By Jeff Knox
(October 19, 2016) If you live in Nevada, Maine, Washington, Colorado, or California – or you know someone who does – it is critical that you – and they – get the following message about initiatives that are on the ballots in those states this year:
You are being lied to.
The initiatives will not accomplish what supporters and their advertisements claim, and they have great potential to harm innocents.
That message is what voters need to hear. Trying to explain to them the details of the bills and convince them of the flaws and harm that will result from passage, is an unrealistic goal. What they need to know and understand is that the promoters are lying. The laws won’t accomplish the stated goals. And they will be expensive and harmful.
Your mission is to make sure voters in those states get this message. The NRA and local grassroots groups are stretched thin in this critical election year, and voters are being inundated with political ads from all sides, so they need to hear it from trusted friends like you that these initiatives are bad, being promoted by deep-pockets, outside interests, and will do significant damage to rights for years to come.
Most voters don’t understand the initiative process or its implications. If a proposal sounds reasonable, they are inclined to support it – without understanding what it will really do. Many voters though, can be convinced to withhold their support if just a seed of doubt can be planted by someone they trust. There is nothing in these initiatives that is not already covered under existing state and federal law. Promoters of the initiatives try to paint them as simple common sense, but the mere volume of verbiage in the proposals puts the lie to the simplicity claim.
In Nevada, one word in the existing law could have been changed to accomplish the stated goal of the Bloomberg-sponsored initiative, but the initiative contains page after page of legalese that raises questions about virtually all firearm transfers, including simply letting a friend handle a gun, or even having someone house-sit while you’re out of town. It also takes something that has always been managed – at a profit – by the state, and puts it into federal hands – removing both control and revenue from the state.
In Washington, where 2 years ago Bloomberg and a consortium of billionaires spent over $10 million dollars to get an initiative like the ones on the ballot this year in Nevada and Maine passed, they are back for another bite of the apple, this time giving police, family, and coworkers the power to take guns away from someone who they say is a threat to themselves or others. This law is ripe for abuse, and its provisions are already covered by existing laws. So much for the claim that there is an urgent problem that requires immediate attention.
The first Bloomberg initiative, like the initiatives in Nevada and Maine, was opposed by virtually every police organization in the state, but the heavy ad campaign was enough to drown out that opposition and allow low-information voters to push the proposal into law. The state recently announced its first ever prosecution under the oh-so-urgently-needed law.
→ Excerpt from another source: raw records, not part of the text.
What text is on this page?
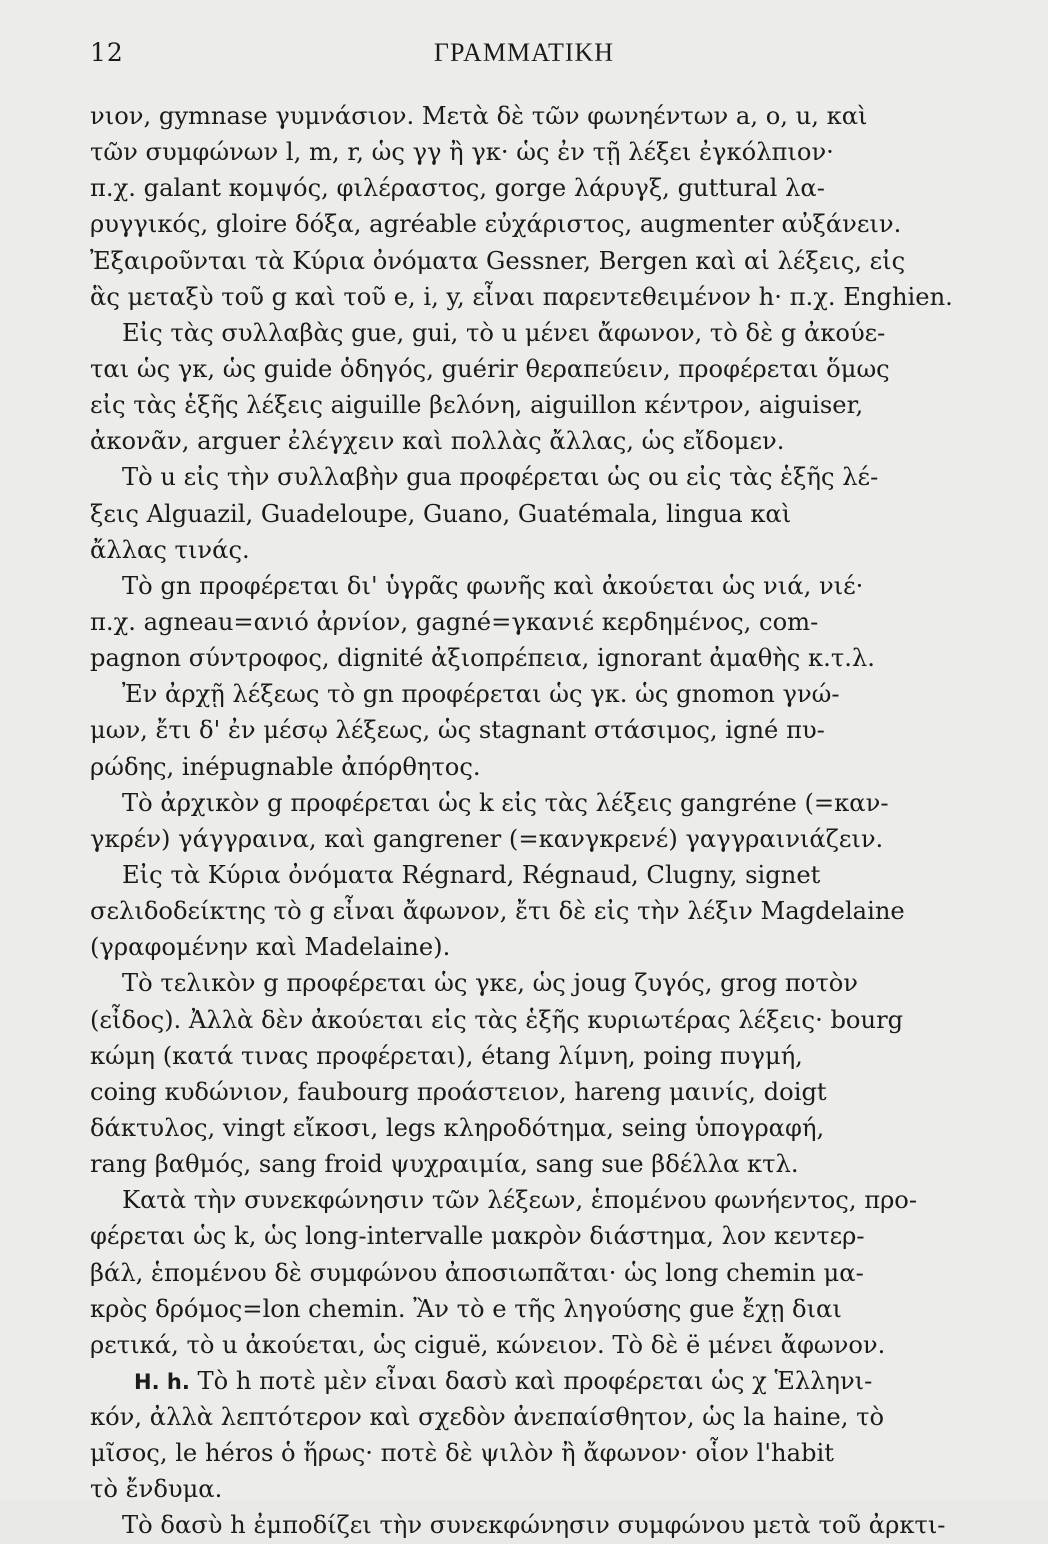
12	ΓΡΑΜΜΑΤΙΚΗ
νιον, gymnase γυμνάσιον. Μετὰ δὲ τῶν φωνηέντων a, o, u, καὶ
τῶν συμφώνων l, m, r, ὡς γγ ἢ γκ· ὡς ἐν τῇ λέξει ἐγκόλπιον·
π.χ. galant κομψός, φιλέραστος, gorge λάρυγξ, guttural λα-
ρυγγικός, gloire δόξα, agréable εὐχάριστος, augmenter αὐξάνειν.
Ἐξαιροῦνται τὰ Κύρια ὀνόματα Gessner, Bergen καὶ αἱ λέξεις, εἰς
ἃς μεταξὺ τοῦ g καὶ τοῦ e, i, y, εἶναι παρεντεθειμένον h· π.χ. Enghien.
Εἰς τὰς συλλαβὰς gue, gui, τὸ u μένει ἄφωνον, τὸ δὲ g ἀκούε-
ται ὡς γκ, ὡς guide ὁδηγός, guérir θεραπεύειν, προφέρεται ὅμως
εἰς τὰς ἑξῆς λέξεις aiguille βελόνη, aiguillon κέντρον, aiguiser,
ἀκονᾶν, arguer ἐλέγχειν καὶ πολλὰς ἄλλας, ὡς εἴδομεν.
Τὸ u εἰς τὴν συλλαβὴν gua προφέρεται ὡς ou εἰς τὰς ἑξῆς λέ-
ξεις Alguazil, Guadeloupe, Guano, Guatémala, lingua καὶ
ἄλλας τινάς.
Τὸ gn προφέρεται δι' ὑγρᾶς φωνῆς καὶ ἀκούεται ὡς νιά, νιέ·
π.χ. agneau=ανιό ἀρνίον, gagné=γκανιέ κερδημένος, com-
pagnon σύντροφος, dignité ἀξιοπρέπεια, ignorant ἀμαθὴς κ.τ.λ.
Ἐν ἀρχῇ λέξεως τὸ gn προφέρεται ὡς γκ. ὡς gnomon γνώ-
μων, ἔτι δ' ἐν μέσῳ λέξεως, ὡς stagnant στάσιμος, igné πυ-
ρώδης, inépugnable ἀπόρθητος.
Τὸ ἀρχικὸν g προφέρεται ὡς k εἰς τὰς λέξεις gangréne (=καν-
γκρέν) γάγγραινα, καὶ gangrener (=κανγκρενέ) γαγγραινιάζειν.
Εἰς τὰ Κύρια ὀνόματα Régnard, Régnaud, Clugny, signet
σελιδοδείκτης τὸ g εἶναι ἄφωνον, ἔτι δὲ εἰς τὴν λέξιν Magdelaine
(γραφομένην καὶ Madelaine).
Τὸ τελικὸν g προφέρεται ὡς γκε, ὡς joug ζυγός, grog ποτὸν
(εἶδος). Ἀλλὰ δὲν ἀκούεται εἰς τὰς ἑξῆς κυριωτέρας λέξεις· bourg
κώμη (κατά τινας προφέρεται), étang λίμνη, poing πυγμή,
coing κυδώνιον, faubourg προάστειον, hareng μαινίς, doigt
δάκτυλος, vingt εἴκοσι, legs κληροδότημα, seing ὑπογραφή,
rang βαθμός, sang froid ψυχραιμία, sang sue βδέλλα κτλ.
Κατὰ τὴν συνεκφώνησιν τῶν λέξεων, ἑπομένου φωνήεντος, προ-
φέρεται ὡς k, ὡς long-intervalle μακρὸν διάστημα, λον κεντερ-
βάλ, ἑπομένου δὲ συμφώνου ἀποσιωπᾶται· ὡς long chemin μα-
κρὸς δρόμος=lon chemin. Ἂν τὸ e τῆς ληγούσης gue ἔχῃ διαι
ρετικά, τὸ u ἀκούεται, ὡς ciguë, κώνειον. Τὸ δὲ ë μένει ἄφωνον.
H. h. Τὸ h ποτὲ μὲν εἶναι δασὺ καὶ προφέρεται ὡς χ Ἑλληνι-
κόν, ἀλλὰ λεπτότερον καὶ σχεδὸν ἀνεπαίσθητον, ὡς la haine, τὸ
μῖσος, le héros ὁ ἥρως· ποτὲ δὲ ψιλὸν ἢ ἄφωνον· οἷον l'habit
τὸ ἔνδυμα.
Τὸ δασὺ h ἐμποδίζει τὴν συνεκφώνησιν συμφώνου μετὰ τοῦ ἀρκτι-
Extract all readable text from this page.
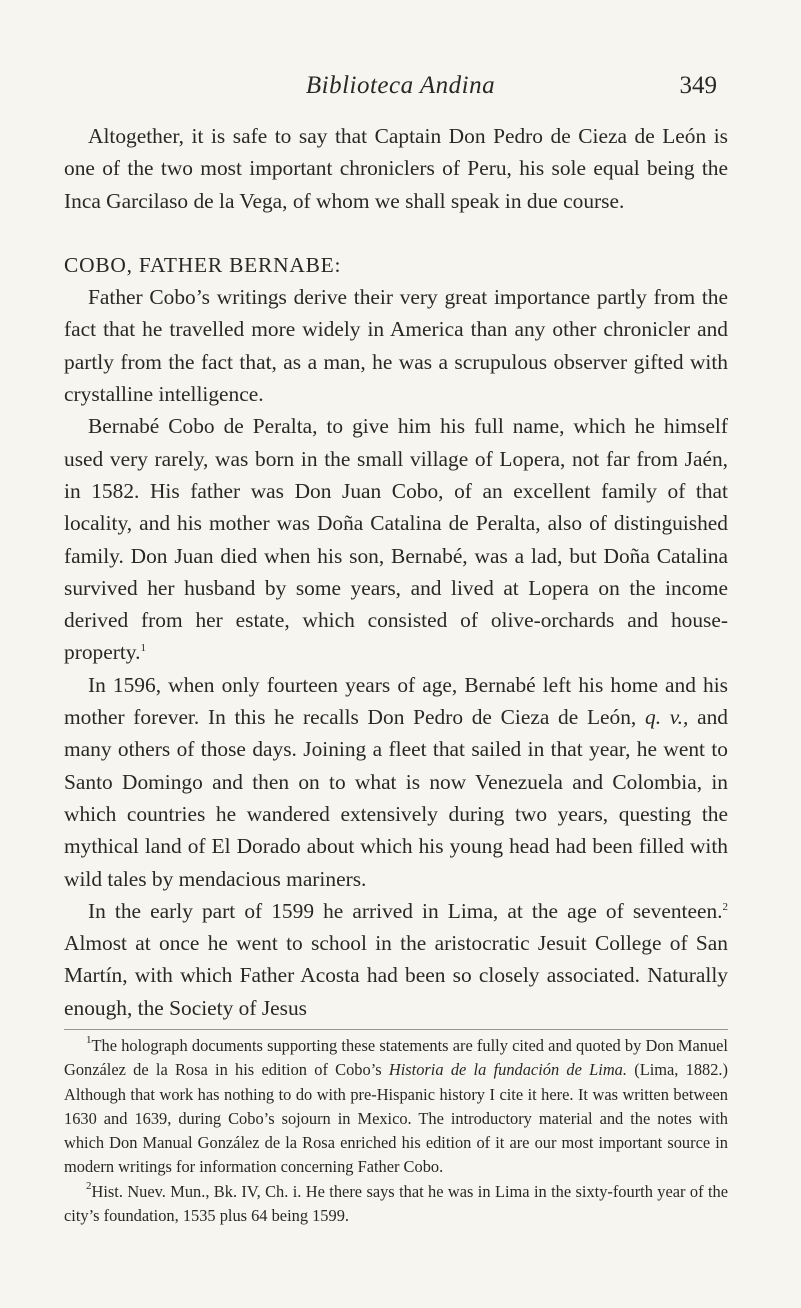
Biblioteca Andina	349

Altogether, it is safe to say that Captain Don Pedro de Cieza de León is one of the two most important chroniclers of Peru, his sole equal being the Inca Garcilaso de la Vega, of whom we shall speak in due course.

COBO, FATHER BERNABE:

Father Cobo’s writings derive their very great importance partly from the fact that he travelled more widely in America than any other chronicler and partly from the fact that, as a man, he was a scrupulous observer gifted with crystalline intelligence.

Bernabé Cobo de Peralta, to give him his full name, which he himself used very rarely, was born in the small village of Lopera, not far from Jaén, in 1582. His father was Don Juan Cobo, of an excellent family of that locality, and his mother was Doña Catalina de Peralta, also of distinguished family. Don Juan died when his son, Bernabé, was a lad, but Doña Catalina survived her husband by some years, and lived at Lopera on the income derived from her estate, which consisted of olive-orchards and house-property.$^1$

In 1596, when only fourteen years of age, Bernabé left his home and his mother forever. In this he recalls Don Pedro de Cieza de León, q. v., and many others of those days. Joining a fleet that sailed in that year, he went to Santo Domingo and then on to what is now Venezuela and Colombia, in which countries he wandered extensively during two years, questing the mythical land of El Dorado about which his young head had been filled with wild tales by mendacious mariners.

In the early part of 1599 he arrived in Lima, at the age of seventeen.$^2$ Almost at once he went to school in the aristocratic Jesuit College of San Martín, with which Father Acosta had been so closely associated. Naturally enough, the Society of Jesus

$^1$The holograph documents supporting these statements are fully cited and quoted by Don Manuel González de la Rosa in his edition of Cobo’s Historia de la fundación de Lima. (Lima, 1882.) Although that work has nothing to do with pre-Hispanic history I cite it here. It was written between 1630 and 1639, during Cobo’s sojourn in Mexico. The introductory material and the notes with which Don Manual González de la Rosa enriched his edition of it are our most important source in modern writings for information concerning Father Cobo.

$^2$Hist. Nuev. Mun., Bk. IV, Ch. i. He there says that he was in Lima in the sixty-fourth year of the city’s foundation, 1535 plus 64 being 1599.
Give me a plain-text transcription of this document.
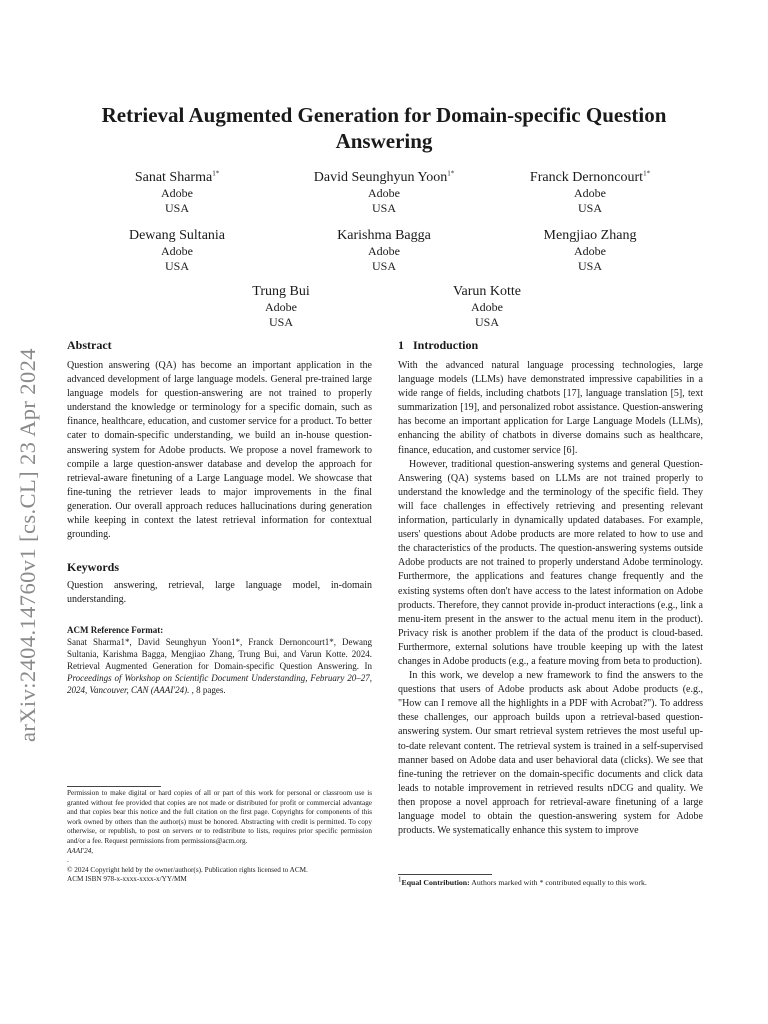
arXiv:2404.14760v1 [cs.CL] 23 Apr 2024
Retrieval Augmented Generation for Domain-specific Question Answering
Sanat Sharma$^{1*}$
Adobe
USA
David Seunghyun Yoon$^{1*}$
Adobe
USA
Franck Dernoncourt$^{1*}$
Adobe
USA
Dewang Sultania
Adobe
USA
Karishma Bagga
Adobe
USA
Mengjiao Zhang
Adobe
USA
Trung Bui
Adobe
USA
Varun Kotte
Adobe
USA
Abstract

Question answering (QA) has become an important application in the advanced development of large language models. General pre-trained large language models for question-answering are not trained to properly understand the knowledge or terminology for a specific domain, such as finance, healthcare, education, and customer service for a product. To better cater to domain-specific understanding, we build an in-house question-answering system for Adobe products. We propose a novel framework to compile a large question-answer database and develop the approach for retrieval-aware finetuning of a Large Language model. We showcase that fine-tuning the retriever leads to major improvements in the final generation. Our overall approach reduces hallucinations during generation while keeping in context the latest retrieval information for contextual grounding.

Keywords

Question answering, retrieval, large language model, in-domain understanding.

ACM Reference Format:
Sanat Sharma1*, David Seunghyun Yoon1*, Franck Dernoncourt1*, Dewang Sultania, Karishma Bagga, Mengjiao Zhang, Trung Bui, and Varun Kotte. 2024. Retrieval Augmented Generation for Domain-specific Question Answering. In Proceedings of Workshop on Scientific Document Understanding, February 20–27, 2024, Vancouver, CAN (AAAI'24). , 8 pages.
Permission to make digital or hard copies of all or part of this work for personal or classroom use is granted without fee provided that copies are not made or distributed for profit or commercial advantage and that copies bear this notice and the full citation on the first page. Copyrights for components of this work owned by others than the author(s) must be honored. Abstracting with credit is permitted. To copy otherwise, or republish, to post on servers or to redistribute to lists, requires prior specific permission and/or a fee. Request permissions from permissions@acm.org.
AAAI'24,
.
© 2024 Copyright held by the owner/author(s). Publication rights licensed to ACM.
ACM ISBN 978-x-xxxx-xxxx-x/YY/MM
1 Introduction

With the advanced natural language processing technologies, large language models (LLMs) have demonstrated impressive capabilities in a wide range of fields, including chatbots [17], language translation [5], text summarization [19], and personalized robot assistance. Question-answering has become an important application for Large Language Models (LLMs), enhancing the ability of chatbots in diverse domains such as healthcare, finance, education, and customer service [6].

However, traditional question-answering systems and general Question-Answering (QA) systems based on LLMs are not trained properly to understand the knowledge and the terminology of the specific field. They will face challenges in effectively retrieving and presenting relevant information, particularly in dynamically updated databases. For example, users' questions about Adobe products are more related to how to use and the characteristics of the products. The question-answering systems outside Adobe products are not trained to properly understand Adobe terminology. Furthermore, the applications and features change frequently and the existing systems often don't have access to the latest information on Adobe products. Therefore, they cannot provide in-product interactions (e.g., link a menu-item present in the answer to the actual menu item in the product). Privacy risk is another problem if the data of the product is cloud-based. Furthermore, external solutions have trouble keeping up with the latest changes in Adobe products (e.g., a feature moving from beta to production).

In this work, we develop a new framework to find the answers to the questions that users of Adobe products ask about Adobe products (e.g., "How can I remove all the highlights in a PDF with Acrobat?"). To address these challenges, our approach builds upon a retrieval-based question-answering system. Our smart retrieval system retrieves the most useful up-to-date relevant content. The retrieval system is trained in a self-supervised manner based on Adobe data and user behavioral data (clicks). We see that fine-tuning the retriever on the domain-specific documents and click data leads to notable improvement in retrieved results nDCG and quality. We then propose a novel approach for retrieval-aware finetuning of a large language model to obtain the question-answering system for Adobe products. We systematically enhance this system to improve

$^1$Equal Contribution: Authors marked with * contributed equally to this work.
It is a case where a young man admits to committing a federal felony by making an illegal, straw purchase on behalf of a friend. Now Washington has tacked on a misdemeanor for illegally transferring the gun. Criminals beware.
I have previously written about these initiatives in this column, and you can point people there if they want to better understand the issues, but a deep understanding isn’t really necessary. What is necessary is that they understand that these initiatives are much more complicated and convoluted than their promoters are claiming, and that they are being funded by outside interests for reasons other than what they are hearing in the expensive TV ads and the cards in their mailboxes. A billionaire like Bloomberg doesn’t pour millions of dollars into misleading advertisements promoting initiatives in several states for altruistic reasons. There is a bigger game afoot, and voters are being played.
Initiatives should be a tool of last resort, a way of forcing laws past an unresponsive legislature and/or governor, and they usually have special protections to keep the politicians from making any changes to them for at least a couple of years after they are passed. This adds to their power, and adds to the dangers involved in using them. Just a few wrong words or clever provisions can result in consequences that voters never intended, and they can’t fix them without another expensive initiative or waiting several years for the legislature to be able to take some corrective action. The more words an initiative has, the greater the probability that there is something dangerous buried in them, even if the main provisions are sound.
So again, here is the mission for everyone reading this who supports individual rights and opposes the nanny state: Contact everyone you know in Nevada, Maine, Washington, Colorado, and California. Let them know that they are being lied to by supporters of the gun initiative on their ballot, and urge them to vote “No.” Share this article with your like-minded friends so they can let their friends in those states know that they too are being lied to. Use your influence to plant the seeds of doubt and stop Bloomberg and his money from buying rights by lying to voters.